みんなから好かれることは

「君はみんなから好かれたいのかい?」

 ある日、いつも通っている精神科の先生にこう言われた。

「君はいつも心地よい言葉ばかり言うよね」

「はあ」

「もっと自由に生きていいんだよ」

「はあ」

 先生がなんで「もっと自由に生きていいんだよ」っていうのかが分からない。自由に生きているし。また、なんで「君はみんなから好かれたいのかい?」っていうのかも分からなかった。親の敷いたレールを外れたんだし。理系の大学に行けって言われたけれどもド文系の大学に行った。給料が低くて恋愛や結婚が出来なくなっていいのかって? 統合失調症はどっちにしても偏見が強い病気で遺伝病と言われているし恋愛なんて出来っこない。もし出来たとしても喧嘩やお金など問題が山積みである。親が昔僕を育てていたときに子育てのことでよく夫婦喧嘩をしていた。その様子を見ていて子育てが出来ないなって思った。子どもを一人前に育て上げる自信がない。一人で生きていくので精一杯である。 それに、小説を描いたり絵を描いたりする夢を追う時間が無くなってしまうからやっぱり恋愛もできない。デートとかそんな暇があるのなら小説やイラストを読んだり書いたり見たりしていたいし。

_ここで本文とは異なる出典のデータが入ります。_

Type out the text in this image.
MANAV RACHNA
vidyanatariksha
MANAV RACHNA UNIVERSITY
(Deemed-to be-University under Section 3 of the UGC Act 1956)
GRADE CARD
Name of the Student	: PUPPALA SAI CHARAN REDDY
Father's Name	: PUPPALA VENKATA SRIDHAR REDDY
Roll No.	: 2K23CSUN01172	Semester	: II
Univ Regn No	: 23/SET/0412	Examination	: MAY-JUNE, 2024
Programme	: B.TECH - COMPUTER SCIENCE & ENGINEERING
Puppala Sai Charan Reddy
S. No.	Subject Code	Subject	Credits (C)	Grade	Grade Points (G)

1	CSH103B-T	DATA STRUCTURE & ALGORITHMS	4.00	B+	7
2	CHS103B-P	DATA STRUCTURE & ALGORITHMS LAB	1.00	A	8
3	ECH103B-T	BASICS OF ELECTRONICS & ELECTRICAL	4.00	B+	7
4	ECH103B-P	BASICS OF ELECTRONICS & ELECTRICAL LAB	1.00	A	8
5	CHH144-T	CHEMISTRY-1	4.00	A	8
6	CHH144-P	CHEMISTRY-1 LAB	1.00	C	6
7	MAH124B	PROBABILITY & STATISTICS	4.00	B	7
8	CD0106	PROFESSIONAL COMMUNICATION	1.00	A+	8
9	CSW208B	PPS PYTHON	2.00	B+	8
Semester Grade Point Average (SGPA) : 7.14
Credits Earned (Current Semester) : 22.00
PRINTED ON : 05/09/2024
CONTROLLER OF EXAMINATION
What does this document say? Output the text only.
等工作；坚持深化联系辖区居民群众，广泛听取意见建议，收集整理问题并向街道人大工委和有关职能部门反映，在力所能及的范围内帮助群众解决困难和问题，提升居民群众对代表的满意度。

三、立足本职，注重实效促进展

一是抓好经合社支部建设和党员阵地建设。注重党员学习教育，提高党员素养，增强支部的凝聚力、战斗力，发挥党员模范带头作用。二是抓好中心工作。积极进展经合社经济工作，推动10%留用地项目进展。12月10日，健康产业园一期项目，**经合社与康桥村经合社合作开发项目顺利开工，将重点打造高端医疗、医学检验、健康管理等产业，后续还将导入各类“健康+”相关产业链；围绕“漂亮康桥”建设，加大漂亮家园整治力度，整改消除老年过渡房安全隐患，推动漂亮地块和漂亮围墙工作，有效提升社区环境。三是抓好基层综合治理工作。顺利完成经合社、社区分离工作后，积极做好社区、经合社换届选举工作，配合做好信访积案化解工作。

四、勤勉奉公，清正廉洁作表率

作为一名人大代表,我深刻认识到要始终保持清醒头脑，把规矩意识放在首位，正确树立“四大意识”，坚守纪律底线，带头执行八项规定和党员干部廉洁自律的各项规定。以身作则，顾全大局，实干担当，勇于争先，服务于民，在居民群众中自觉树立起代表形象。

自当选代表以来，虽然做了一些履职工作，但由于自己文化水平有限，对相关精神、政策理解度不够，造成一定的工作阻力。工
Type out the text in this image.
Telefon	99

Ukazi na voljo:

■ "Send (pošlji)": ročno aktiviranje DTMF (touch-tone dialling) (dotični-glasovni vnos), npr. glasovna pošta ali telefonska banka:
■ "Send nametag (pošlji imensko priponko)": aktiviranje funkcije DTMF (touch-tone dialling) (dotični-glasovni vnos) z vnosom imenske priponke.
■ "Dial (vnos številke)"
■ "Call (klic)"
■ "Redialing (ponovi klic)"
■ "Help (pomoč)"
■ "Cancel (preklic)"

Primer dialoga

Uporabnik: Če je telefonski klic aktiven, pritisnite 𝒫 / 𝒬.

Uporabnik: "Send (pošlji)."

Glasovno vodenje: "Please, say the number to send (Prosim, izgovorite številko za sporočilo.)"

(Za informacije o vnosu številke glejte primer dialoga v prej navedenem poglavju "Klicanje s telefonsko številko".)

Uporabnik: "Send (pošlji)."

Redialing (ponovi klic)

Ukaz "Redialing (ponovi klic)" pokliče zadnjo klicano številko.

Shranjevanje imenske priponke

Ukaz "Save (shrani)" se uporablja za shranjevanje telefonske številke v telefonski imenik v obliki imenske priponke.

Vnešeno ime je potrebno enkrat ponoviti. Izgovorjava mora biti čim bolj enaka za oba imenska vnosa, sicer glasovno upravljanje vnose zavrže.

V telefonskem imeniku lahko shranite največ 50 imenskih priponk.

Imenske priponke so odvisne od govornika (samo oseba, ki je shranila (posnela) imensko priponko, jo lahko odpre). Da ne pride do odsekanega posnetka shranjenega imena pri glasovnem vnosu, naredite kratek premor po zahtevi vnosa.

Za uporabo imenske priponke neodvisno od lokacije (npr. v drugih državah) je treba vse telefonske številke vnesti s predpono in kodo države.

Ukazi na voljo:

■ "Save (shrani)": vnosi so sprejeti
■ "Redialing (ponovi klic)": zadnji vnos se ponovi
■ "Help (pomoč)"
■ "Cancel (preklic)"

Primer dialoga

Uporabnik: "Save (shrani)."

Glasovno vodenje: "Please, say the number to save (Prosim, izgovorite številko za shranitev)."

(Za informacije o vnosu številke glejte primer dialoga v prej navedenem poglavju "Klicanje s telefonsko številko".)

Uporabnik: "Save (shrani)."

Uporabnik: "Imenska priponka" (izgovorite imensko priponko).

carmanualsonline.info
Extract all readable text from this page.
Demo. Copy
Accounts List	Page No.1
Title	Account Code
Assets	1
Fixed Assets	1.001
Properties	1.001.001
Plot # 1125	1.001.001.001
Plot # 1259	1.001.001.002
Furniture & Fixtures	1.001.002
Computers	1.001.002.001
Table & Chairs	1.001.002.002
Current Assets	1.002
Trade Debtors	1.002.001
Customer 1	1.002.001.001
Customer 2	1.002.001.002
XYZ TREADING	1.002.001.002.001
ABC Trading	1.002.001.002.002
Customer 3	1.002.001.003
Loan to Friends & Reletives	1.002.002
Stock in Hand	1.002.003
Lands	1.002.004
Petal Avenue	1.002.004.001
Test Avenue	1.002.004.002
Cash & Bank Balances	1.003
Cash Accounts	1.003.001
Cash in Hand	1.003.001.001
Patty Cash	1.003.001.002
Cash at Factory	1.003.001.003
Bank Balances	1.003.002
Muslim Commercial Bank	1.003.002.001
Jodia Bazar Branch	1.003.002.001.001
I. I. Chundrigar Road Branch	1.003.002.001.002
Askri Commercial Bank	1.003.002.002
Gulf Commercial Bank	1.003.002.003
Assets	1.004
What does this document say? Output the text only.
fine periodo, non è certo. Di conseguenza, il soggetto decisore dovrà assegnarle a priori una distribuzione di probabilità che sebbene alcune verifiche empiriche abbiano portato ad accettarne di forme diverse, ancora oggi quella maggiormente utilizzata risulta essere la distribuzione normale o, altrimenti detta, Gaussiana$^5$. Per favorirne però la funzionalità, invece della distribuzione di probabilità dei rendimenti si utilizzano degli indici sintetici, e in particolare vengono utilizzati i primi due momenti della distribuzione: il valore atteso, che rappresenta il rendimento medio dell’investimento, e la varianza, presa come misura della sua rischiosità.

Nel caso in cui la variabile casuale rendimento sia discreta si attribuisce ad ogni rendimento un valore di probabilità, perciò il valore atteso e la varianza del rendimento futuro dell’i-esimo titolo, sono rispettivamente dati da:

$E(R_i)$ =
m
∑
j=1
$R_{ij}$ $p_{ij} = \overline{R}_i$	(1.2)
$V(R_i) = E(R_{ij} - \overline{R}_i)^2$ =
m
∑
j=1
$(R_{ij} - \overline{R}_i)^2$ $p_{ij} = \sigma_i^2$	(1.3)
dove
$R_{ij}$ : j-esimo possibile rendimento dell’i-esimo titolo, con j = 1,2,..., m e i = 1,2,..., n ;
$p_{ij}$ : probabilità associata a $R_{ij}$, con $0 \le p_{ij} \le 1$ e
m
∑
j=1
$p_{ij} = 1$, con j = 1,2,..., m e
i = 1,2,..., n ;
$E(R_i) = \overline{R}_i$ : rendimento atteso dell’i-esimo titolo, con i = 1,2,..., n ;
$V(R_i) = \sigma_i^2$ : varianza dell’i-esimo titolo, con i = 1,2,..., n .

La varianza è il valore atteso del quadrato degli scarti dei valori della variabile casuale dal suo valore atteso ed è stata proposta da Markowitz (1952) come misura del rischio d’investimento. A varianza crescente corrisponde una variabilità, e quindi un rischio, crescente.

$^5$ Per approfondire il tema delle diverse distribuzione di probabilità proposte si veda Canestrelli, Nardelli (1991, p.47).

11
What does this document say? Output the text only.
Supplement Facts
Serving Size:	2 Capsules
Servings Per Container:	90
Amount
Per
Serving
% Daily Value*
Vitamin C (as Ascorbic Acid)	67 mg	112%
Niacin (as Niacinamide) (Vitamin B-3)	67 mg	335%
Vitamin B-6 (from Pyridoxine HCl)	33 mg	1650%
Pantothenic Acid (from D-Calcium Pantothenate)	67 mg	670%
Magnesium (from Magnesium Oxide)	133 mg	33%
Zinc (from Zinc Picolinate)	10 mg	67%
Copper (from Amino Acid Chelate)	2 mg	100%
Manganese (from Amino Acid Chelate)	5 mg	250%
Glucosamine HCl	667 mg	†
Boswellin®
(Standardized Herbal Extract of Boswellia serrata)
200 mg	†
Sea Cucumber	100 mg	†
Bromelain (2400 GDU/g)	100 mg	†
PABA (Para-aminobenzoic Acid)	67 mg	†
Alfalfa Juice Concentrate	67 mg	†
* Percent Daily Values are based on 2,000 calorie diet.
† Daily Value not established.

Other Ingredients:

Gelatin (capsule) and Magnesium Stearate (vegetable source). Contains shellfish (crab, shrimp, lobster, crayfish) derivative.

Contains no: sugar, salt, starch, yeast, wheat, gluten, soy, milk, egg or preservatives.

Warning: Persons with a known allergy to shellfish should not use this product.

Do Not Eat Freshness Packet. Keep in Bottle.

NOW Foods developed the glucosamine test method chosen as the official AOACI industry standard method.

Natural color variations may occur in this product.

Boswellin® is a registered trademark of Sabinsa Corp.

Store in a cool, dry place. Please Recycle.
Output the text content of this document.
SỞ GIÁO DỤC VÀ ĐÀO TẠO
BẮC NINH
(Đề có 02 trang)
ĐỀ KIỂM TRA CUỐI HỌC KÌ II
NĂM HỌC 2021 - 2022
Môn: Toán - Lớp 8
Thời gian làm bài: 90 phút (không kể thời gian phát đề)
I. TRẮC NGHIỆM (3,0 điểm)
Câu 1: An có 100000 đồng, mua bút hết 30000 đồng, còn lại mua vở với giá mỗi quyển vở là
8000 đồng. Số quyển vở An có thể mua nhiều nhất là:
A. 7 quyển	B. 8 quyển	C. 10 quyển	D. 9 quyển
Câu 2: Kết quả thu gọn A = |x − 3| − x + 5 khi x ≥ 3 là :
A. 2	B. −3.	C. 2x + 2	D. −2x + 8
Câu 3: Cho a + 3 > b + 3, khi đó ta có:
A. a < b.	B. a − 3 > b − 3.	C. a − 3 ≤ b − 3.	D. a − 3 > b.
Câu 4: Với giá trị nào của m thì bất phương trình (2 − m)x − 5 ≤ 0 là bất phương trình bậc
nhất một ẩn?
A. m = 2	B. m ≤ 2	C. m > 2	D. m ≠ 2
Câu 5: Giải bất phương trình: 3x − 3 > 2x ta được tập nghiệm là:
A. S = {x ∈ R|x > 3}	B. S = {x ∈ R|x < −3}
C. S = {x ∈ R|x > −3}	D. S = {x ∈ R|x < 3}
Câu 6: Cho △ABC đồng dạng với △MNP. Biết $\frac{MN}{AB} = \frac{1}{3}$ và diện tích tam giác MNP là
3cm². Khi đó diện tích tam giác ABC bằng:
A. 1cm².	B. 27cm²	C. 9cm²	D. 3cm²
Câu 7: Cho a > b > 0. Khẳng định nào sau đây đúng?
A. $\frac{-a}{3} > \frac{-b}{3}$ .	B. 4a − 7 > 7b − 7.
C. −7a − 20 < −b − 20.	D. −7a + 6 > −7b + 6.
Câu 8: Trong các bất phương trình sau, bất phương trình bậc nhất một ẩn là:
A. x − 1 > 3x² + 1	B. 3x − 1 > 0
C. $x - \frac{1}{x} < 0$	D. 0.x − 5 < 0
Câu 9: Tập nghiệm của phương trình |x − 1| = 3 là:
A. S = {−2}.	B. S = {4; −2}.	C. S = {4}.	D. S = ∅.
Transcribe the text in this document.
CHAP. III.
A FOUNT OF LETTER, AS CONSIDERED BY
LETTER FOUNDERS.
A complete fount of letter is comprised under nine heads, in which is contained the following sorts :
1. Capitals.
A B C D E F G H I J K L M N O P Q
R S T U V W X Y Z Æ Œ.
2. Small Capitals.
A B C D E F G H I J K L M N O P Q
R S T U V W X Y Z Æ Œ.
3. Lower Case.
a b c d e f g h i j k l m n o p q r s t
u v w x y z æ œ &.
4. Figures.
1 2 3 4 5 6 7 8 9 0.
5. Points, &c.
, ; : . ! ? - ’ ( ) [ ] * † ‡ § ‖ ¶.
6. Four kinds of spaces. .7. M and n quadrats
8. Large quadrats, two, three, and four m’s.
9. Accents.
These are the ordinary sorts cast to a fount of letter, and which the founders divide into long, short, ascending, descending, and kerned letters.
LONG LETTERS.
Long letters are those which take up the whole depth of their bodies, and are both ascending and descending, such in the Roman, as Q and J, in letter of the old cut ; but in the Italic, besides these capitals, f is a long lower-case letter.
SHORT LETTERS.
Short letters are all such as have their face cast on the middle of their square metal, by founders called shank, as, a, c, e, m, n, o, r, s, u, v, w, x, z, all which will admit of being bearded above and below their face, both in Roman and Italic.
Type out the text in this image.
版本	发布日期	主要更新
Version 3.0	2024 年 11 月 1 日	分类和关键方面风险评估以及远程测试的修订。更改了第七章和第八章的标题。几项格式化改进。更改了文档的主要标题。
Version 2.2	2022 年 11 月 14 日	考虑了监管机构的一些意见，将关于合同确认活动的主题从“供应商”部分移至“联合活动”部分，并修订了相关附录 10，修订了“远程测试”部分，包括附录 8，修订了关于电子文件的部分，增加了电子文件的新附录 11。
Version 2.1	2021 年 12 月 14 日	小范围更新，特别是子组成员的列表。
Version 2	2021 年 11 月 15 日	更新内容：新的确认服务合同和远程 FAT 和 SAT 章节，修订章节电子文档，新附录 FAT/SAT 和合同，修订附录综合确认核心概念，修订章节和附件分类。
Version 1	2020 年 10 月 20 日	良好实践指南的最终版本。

 しばらく先生に言われたこと、「みんなに好かれたいのかい」っていう言葉を考えながら会社に通勤していた。

 最近聞こえるように嫌みを言ってくる社員がいる。4人で一つの部署にいる。で僕も同じく席に座っているのに存在を無視したかのように、

「ここには3人しかいないですから」

 舌打ちでもしたくなるほどである。例の野竹先輩である。そんなにただの精神障がい者の自分が憎いのかよって思う。それでも何も言い返さなかった。いい奴だから、いや違う。誰かと衝突することが面倒くさくて嫌だったのと、自分が怒り出すことでこいつ面倒くさいなとか思われたりとか嫌われたりとかしたくなかったのである。

 ずっとむかむかしながら仕事をしていた。先生の言葉がハンマーで金属を叩いたかのように、かーん、かーん、と響きわたる。

「君はそこまでしていい人になりたいのかい?」

「君は人間だ。自由に思うように生きていいんだよ」


 そんなとき、地図の接合の仕事をある先輩から頼まれた。

「地図の接合お願い!」

「分かりました」

 その時に、その先輩が片手を振り上げながら

「失敗したら殴るからな!」

 その時、愛想笑いをしながら、

「はい。分かりました」


 しかし、だんだんと腹が立ってくる。何も悪いことしていないのになんで「失敗したら殴るからな」って言われなきゃならないんだよ。その日はそのまま仕事をして帰った。

 帰ってから友達に電話して今日の出来事に対して愚痴をこぼした。すると、友達は

「お前さあ、障がい者は道の端っこを歩かなきゃいけないと思っていないか?」

「少し思ってる」

「障がい者でも道の真ん中を歩いていいんだよ。堂々と歩かなきゃ!」

「道の真ん中を歩いてもいいの?」

 すると友達は声を荒げた。

「いいに決まっているじゃない。蒼、お前何も悪いことしていないんだよ。何でそう縮こまっちゃうんだよ。今日はもう電話切るけどよく考えてみなよ」

 友達に電話を切られた。


 ベッドに横になる。そして毛布をかぶる。

「ようは誇りを持てということかな」

「誇りって何だろう」

「好かれる、嫌われるって何だろう」


 いつしか寝てしまい夢を見ていた。

 一匹の学生狸が周りの学生から馬鹿にされている。

「アホ、馬鹿、間抜け、ボケ」

 狸は必死に涙をこらえ踏ん張って立っていた。

 そこで目を覚ました。目から涙が出ていた。

 その日会社に着くと昨日暴言を吐いた先輩が来るのを待った。そして就業時間が始まる。歩いて先輩の元まで行く。

「先輩!」

 先輩はパソコンを見ながら、

「何?」

「昨日、失敗したら殴るって言いましたよね! 何か琴線に触れるようなこと言いました?」

 先輩身体をこっちに向ける。もう一回同じ言葉を言う。先輩はしばらく黙っていたが、

「ごめん」

「僕も発達障害持っているんで気がつかないうちに何か失言言っていると思うんでお互い様です。謝ってくれて本当にありがとうございます」

「ごめん・・・・・・」

 その先輩はそれからいろいろと仕事をくれるようになった。また会社の作業着が欲しいと言っていたら裏に歴代の先輩方の名前を書いた伝統ある作業着をくれた。やっぱりきちんというべきことはいうことがいいんだなって分かった。その話はまた今度。